With the addition of Midea Group, Paul Chan mentioned that Hong Kong's IPO fundraising amount this year has exceeded the total of last year and has risen to the fourth place globally.
Not only that, but many companies are also queuing up for IPOs in Hong Kong.
Paul Chan revealed that currently, about 100 companies are queuing up to list on the Hong Kong Stock Exchange, many of which are applications for a financing scale of over 1 billion US dollars.
Hong Kong Stock Exchange CEO Nicolas Aguzin also recently stated, "Benefiting from the market's recovery and continuous reforms, we have seen signs of recovery in Hong Kong's new stock market."
Paul Chan pointed out that in addition to the new stock market, the follow-up financing activities of listed companies have also been active, raising more than 20 billion US dollars in funds this year.
In addition, Hong Kong has continued to record net inflows of funds, with total bank deposits increasing by about 4% to 16.8 trillion Hong Kong dollars in the first seven months of this year compared to the end of last year.
Next, as the favorable effects of policies continue to be released, the Hong Kong IPO market is expected to continue to warm up.
In April of this year, the China Securities Regulatory Commission issued five measures for the capital market's cooperation with Hong Kong, supporting qualified leading domestic industry companies to list and raise funds in Hong Kong.
At the same time, coupled with the overall slowdown in the issuance speed of A-shares, it is expected that the number of domestic companies choosing to list in Hong Kong will continue to increase.
In addition, on August 23rd, the Hong Kong Stock Exchange announced a reduction in the market value threshold for listing of specialized technology companies under Chapter 18C, and the relevant reforms took effect on September 1st.
Hong Kong Stock Exchange Co-Chief Operating Officer and Head of Markets, Louisa Cheung, stated that the five specialized technology industries covered by the 18C rules are mostly industries that conform to the new quality of productive forces, and in the future, we may see more of these companies listed on the Hong Kong Stock Exchange.
It is worth mentioning that in recent years, new economy companies have become the main force in the Hong Kong IPO market.
According to data from the Hong Kong Stock Exchange, from the beginning of the new listing system to the end of December 2023, 299 listed companies have raised a total of 945 billion Hong Kong dollars, with 65% of the funds raised coming from new economy companies; the proportion of total funds raised by new economy companies increased from 38% in 2017 to 72% in 2023, and the proportion of total market value increased from 1.2% in 2017 to 24% in 2023.
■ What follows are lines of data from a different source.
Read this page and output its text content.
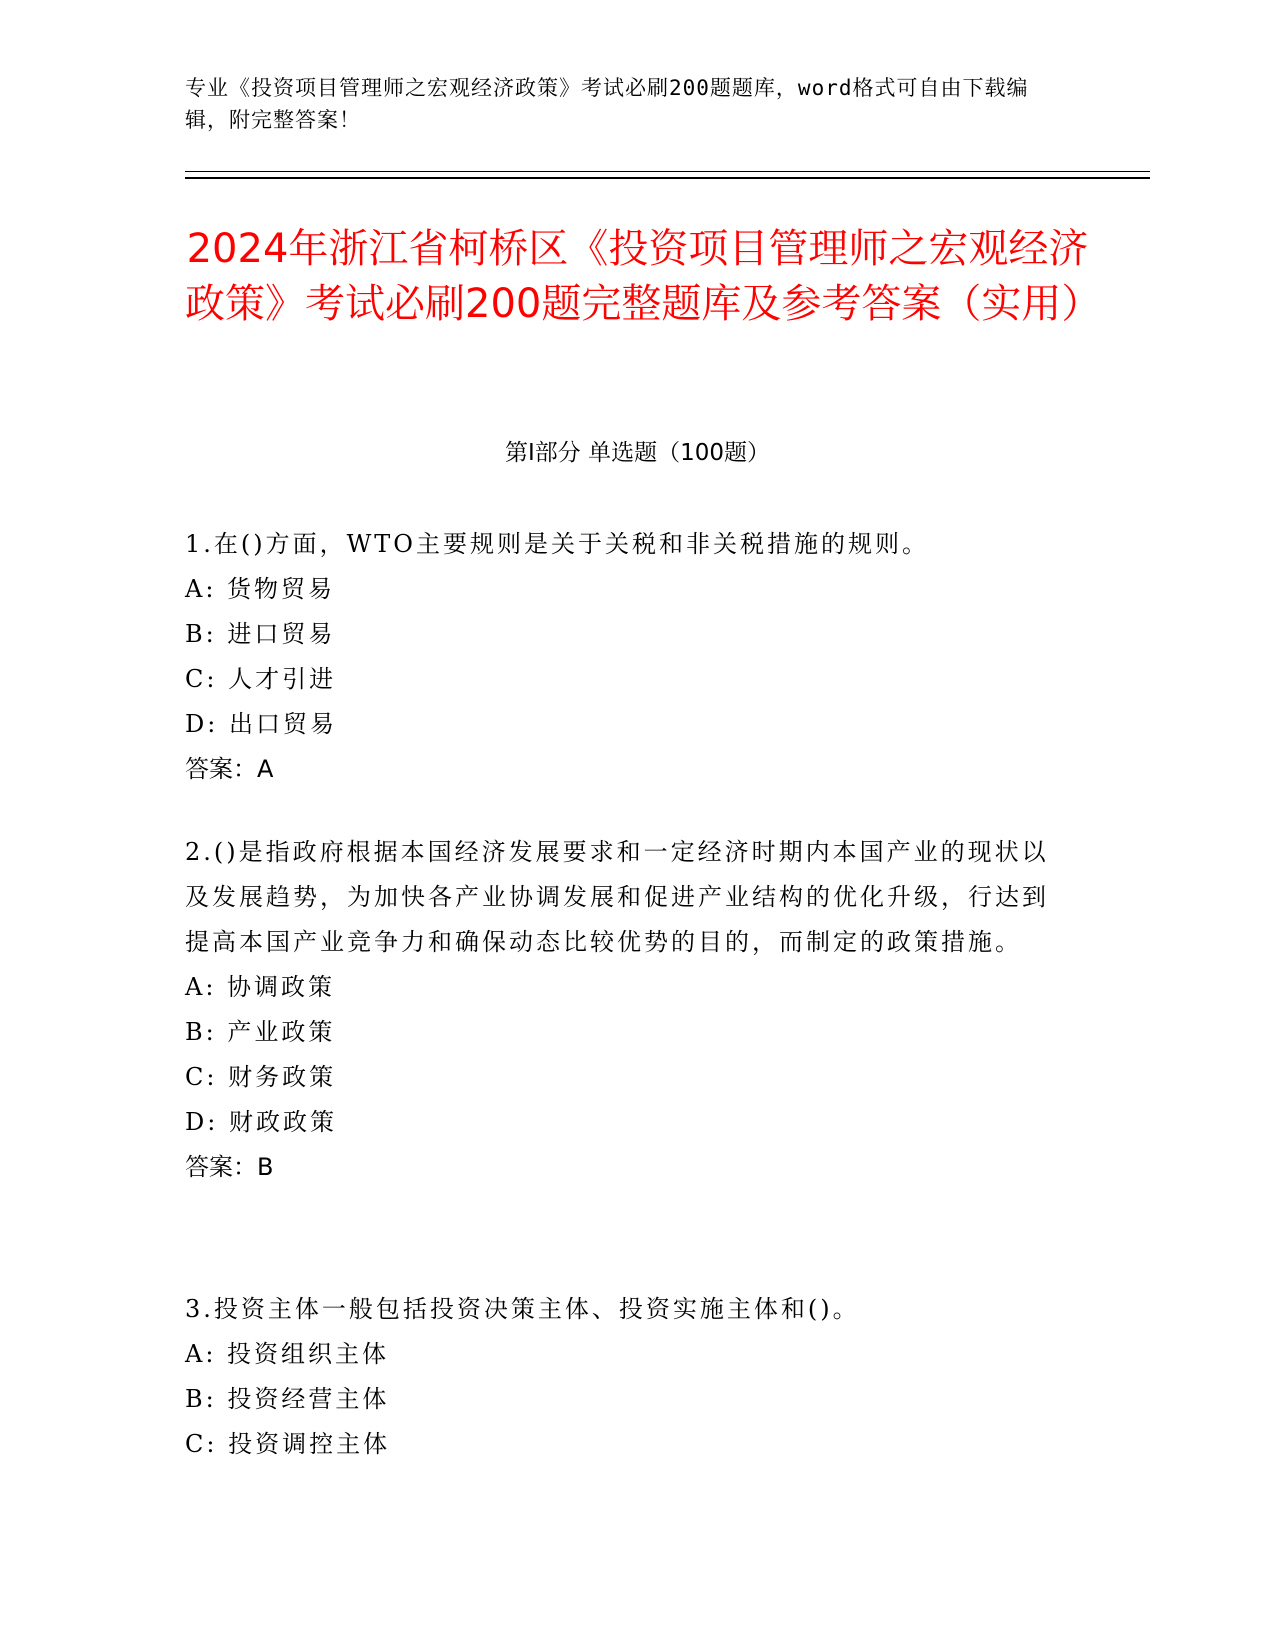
专业《投资项目管理师之宏观经济政策》考试必刷200题题库，word格式可自由下载编辑，附完整答案！
2024年浙江省柯桥区《投资项目管理师之宏观经济政策》考试必刷200题完整题库及参考答案（实用）
第I部分 单选题（100题）

1.在()方面，WTO主要规则是关于关税和非关税措施的规则。

A: 货物贸易

B: 进口贸易

C: 人才引进

D: 出口贸易

答案：A

2.()是指政府根据本国经济发展要求和一定经济时期内本国产业的现状以及发展趋势，为加快各产业协调发展和促进产业结构的优化升级，行达到提高本国产业竞争力和确保动态比较优势的目的，而制定的政策措施。

A: 协调政策

B: 产业政策

C: 财务政策

D: 财政政策

答案：B

3.投资主体一般包括投资决策主体、投资实施主体和()。

A: 投资组织主体

B: 投资经营主体

C: 投资调控主体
This trend indicates that the importance of new economy companies in Hong Kong's capital market is increasing day by day.
With the rapid development of industries such as technology, healthcare, and green energy, companies in these fields are becoming the focus of investors.
In addition, it indicates that the implementation of the new listing system has provided more financing channels and opportunities for these companies, promoting the innovation and growth of listed companies.
Moreover, as an international financial center, Hong Kong's capital market's support for new economy companies not only helps to promote the diversified development of the local economy but also enhances its competitiveness in the global financial market.
In the future, with the addition of more new economy companies, Hong Kong's capital market is expected to continue to maintain vitality and provide more investment opportunities for investors.